What a catch. Catching your limit with good size fish is always what you hope for.


----------



## blueboy22 (Sep 30, 2007)

Good job, thanks for the update on Deer Creek. I going back up Sunday Morning. I was very surprised how warm the water felt also there. No wonder it takes so long to Freeze, Ha Ha.


----------



## 4pointmuley (Sep 18, 2007)

Hi "americanforkdude". I was just wondering if I could launch a 14' aluminum boat at Charleston boat ramp and then proceed west to the channel?
Also what is kryptonite bait? Where can it be purchased?


----------



## Fishrmn (Sep 14, 2007)

4pointmuley said:


> Hi "americanforkdude". I was just wondering if I could launch a 14' aluminum boat at Charleston boat ramp and then proceed west to the channel?
> Also what is kryptonite bait? Where can it be purchased?


Launch? No. Carry a couple hundred yards? Probably not.


----------



## blueboy22 (Sep 30, 2007)

4pointmuley said:


> Hi "americanforkdude". I was just wondering if I could launch a 14' aluminum boat at Charleston boat ramp and then proceed west to the channel?
> Also what is kryptonite bait? Where can it be purchased?
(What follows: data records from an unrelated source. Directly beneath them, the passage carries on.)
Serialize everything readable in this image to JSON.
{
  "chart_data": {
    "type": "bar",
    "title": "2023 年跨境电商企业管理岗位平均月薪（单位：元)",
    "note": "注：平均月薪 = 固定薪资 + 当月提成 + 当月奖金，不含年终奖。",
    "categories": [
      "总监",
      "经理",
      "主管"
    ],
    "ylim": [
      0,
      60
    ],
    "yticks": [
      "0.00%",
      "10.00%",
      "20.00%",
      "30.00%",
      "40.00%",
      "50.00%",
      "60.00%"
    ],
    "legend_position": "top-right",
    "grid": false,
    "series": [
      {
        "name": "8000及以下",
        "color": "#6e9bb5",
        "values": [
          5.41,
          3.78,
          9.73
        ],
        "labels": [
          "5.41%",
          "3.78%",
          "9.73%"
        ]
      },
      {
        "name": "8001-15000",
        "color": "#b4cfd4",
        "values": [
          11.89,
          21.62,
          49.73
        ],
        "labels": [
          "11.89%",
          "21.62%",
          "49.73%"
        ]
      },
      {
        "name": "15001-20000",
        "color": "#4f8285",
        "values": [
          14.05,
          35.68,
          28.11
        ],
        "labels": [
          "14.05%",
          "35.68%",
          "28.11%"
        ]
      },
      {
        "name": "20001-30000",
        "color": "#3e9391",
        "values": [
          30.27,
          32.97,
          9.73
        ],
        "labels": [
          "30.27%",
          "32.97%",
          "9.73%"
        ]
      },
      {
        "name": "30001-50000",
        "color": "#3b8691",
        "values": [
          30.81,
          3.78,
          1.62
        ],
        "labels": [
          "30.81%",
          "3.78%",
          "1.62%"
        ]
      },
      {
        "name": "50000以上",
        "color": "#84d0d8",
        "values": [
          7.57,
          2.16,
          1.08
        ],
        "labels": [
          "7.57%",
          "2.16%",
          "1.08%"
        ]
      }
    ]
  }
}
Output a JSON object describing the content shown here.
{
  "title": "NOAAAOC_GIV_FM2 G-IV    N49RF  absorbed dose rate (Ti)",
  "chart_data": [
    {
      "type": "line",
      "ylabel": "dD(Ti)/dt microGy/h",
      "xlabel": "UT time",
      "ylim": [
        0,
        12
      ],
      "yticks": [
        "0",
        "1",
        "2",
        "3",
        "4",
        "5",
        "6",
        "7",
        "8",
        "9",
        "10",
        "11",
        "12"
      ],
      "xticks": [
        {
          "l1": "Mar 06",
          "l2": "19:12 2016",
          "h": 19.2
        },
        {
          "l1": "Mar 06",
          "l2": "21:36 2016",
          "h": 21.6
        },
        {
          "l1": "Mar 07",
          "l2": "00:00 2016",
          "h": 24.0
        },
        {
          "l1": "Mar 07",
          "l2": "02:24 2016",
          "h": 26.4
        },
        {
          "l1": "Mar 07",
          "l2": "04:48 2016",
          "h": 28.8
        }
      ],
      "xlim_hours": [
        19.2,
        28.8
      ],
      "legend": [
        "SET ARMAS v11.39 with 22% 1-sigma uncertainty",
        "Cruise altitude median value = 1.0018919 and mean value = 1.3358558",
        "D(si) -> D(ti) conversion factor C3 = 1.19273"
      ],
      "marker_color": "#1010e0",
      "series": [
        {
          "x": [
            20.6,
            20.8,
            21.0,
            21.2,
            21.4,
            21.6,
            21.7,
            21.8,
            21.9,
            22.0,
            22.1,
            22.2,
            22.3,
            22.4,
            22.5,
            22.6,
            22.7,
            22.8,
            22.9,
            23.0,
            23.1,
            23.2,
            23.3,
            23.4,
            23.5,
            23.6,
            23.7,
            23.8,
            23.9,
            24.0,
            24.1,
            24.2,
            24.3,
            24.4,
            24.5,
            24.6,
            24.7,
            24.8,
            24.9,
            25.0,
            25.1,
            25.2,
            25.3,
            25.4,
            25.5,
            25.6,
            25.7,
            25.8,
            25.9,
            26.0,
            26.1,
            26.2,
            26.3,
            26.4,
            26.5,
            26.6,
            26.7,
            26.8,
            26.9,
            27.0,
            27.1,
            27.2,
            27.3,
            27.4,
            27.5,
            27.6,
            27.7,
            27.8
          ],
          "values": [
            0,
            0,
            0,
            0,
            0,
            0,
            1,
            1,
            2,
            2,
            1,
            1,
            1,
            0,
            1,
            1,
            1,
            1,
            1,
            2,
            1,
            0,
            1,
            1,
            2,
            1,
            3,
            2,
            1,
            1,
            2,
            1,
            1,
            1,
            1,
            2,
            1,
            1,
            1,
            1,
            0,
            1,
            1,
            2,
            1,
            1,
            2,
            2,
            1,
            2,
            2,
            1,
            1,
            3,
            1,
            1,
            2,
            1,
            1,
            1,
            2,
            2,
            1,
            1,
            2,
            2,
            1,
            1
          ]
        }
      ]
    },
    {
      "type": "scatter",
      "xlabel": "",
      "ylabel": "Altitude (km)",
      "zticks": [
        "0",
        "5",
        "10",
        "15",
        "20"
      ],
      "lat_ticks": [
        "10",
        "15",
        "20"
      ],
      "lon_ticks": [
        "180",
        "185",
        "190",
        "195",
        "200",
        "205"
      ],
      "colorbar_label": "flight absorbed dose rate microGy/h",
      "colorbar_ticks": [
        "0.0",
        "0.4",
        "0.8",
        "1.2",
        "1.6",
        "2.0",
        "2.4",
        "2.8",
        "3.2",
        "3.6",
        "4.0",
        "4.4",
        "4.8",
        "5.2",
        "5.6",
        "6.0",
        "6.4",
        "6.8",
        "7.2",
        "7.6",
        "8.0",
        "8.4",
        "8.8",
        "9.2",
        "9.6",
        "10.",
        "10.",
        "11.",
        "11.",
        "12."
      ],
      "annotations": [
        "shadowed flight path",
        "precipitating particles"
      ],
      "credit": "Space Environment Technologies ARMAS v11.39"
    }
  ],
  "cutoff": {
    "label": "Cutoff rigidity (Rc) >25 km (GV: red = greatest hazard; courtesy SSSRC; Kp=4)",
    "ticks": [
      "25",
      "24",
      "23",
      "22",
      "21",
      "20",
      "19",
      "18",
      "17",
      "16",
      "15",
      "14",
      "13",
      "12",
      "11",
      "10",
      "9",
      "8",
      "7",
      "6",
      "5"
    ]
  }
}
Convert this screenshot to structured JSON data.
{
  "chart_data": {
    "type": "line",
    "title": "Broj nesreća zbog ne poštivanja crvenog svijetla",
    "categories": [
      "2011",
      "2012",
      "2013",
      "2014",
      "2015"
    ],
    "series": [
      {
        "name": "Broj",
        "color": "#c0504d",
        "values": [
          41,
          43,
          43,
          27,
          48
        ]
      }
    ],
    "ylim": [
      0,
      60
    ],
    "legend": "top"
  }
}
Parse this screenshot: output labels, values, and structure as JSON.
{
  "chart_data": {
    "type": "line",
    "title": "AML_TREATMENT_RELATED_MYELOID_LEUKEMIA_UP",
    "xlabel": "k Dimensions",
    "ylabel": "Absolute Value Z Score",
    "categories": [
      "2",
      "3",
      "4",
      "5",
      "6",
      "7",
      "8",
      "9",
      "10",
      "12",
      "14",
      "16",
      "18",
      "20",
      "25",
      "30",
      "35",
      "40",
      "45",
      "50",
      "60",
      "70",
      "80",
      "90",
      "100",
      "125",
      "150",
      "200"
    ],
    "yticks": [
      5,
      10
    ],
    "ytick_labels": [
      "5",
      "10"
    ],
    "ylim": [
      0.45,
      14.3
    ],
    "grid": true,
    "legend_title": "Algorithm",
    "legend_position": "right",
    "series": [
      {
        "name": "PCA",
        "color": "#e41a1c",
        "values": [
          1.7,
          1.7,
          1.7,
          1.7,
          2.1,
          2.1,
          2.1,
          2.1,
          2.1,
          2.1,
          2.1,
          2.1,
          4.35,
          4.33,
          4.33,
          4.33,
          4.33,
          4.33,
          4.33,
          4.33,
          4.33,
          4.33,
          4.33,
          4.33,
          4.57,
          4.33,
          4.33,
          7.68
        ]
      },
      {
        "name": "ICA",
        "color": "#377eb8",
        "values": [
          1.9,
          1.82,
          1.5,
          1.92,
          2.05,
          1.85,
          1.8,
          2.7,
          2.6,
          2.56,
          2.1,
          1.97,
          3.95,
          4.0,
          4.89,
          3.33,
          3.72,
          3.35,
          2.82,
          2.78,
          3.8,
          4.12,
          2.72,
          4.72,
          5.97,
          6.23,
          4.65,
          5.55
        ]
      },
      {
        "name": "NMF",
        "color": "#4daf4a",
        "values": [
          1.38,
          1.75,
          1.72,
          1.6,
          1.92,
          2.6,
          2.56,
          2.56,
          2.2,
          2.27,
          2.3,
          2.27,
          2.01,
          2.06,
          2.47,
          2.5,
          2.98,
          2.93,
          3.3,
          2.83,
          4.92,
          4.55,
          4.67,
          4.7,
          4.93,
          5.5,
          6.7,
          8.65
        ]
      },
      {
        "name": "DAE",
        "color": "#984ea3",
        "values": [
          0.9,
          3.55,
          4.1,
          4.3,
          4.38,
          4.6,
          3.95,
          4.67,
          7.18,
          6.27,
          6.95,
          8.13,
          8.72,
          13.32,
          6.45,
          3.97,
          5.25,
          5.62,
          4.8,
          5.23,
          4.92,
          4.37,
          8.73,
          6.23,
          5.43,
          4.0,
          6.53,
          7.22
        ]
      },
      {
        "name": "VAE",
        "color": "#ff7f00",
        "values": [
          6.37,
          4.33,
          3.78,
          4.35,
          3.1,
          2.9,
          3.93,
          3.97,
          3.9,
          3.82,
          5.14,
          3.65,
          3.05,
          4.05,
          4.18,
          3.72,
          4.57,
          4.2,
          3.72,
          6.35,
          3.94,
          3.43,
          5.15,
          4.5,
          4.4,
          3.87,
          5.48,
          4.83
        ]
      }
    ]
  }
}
4 Point, I wondered this too. I was at Sportsman warehouse in Provo and seen some kryptonite bait. It's like Power bait, it comes in a jar like Power bait. TIP: use a small hook like #16 but no bigger than a #14 and also try mixing your power bait together. Rainbow Sparkle and Lemon Twist are my Favorite right now but they don't always work great. Corn, Salmon egg, Garlic are my other go to baits.


----------



## 4pointmuley (Sep 18, 2007)

Thanks for the info!


----------



## americanforkdude (Sep 13, 2007)

Sorry just seen your post. If your interested in Kryptonite PM me, my buddy makes it and sportsmans carried it at one time but he actually sold it out but still makes his own out of his house. Some batchs are way better then powerbait and others are comparable to powerbait. And no, the Charleston is a no go. THe lake is dry on that side. The river doesn't even meet the lake for several hundred yards past the bridge now. Try launching from the main marina by bikini beach and drive over there. I had a 14' aluminum and I never had a problem making it over there and back. I was packing a 20hp motor though.


----------



## blueboy22 (Sep 30, 2007)

I was going to buy one of the only Jars they had left at sportsman but, They said they were throwing away 10 to 12 bottles of it away a week because it was going Moldy so I passed. Looks like it works though.


----------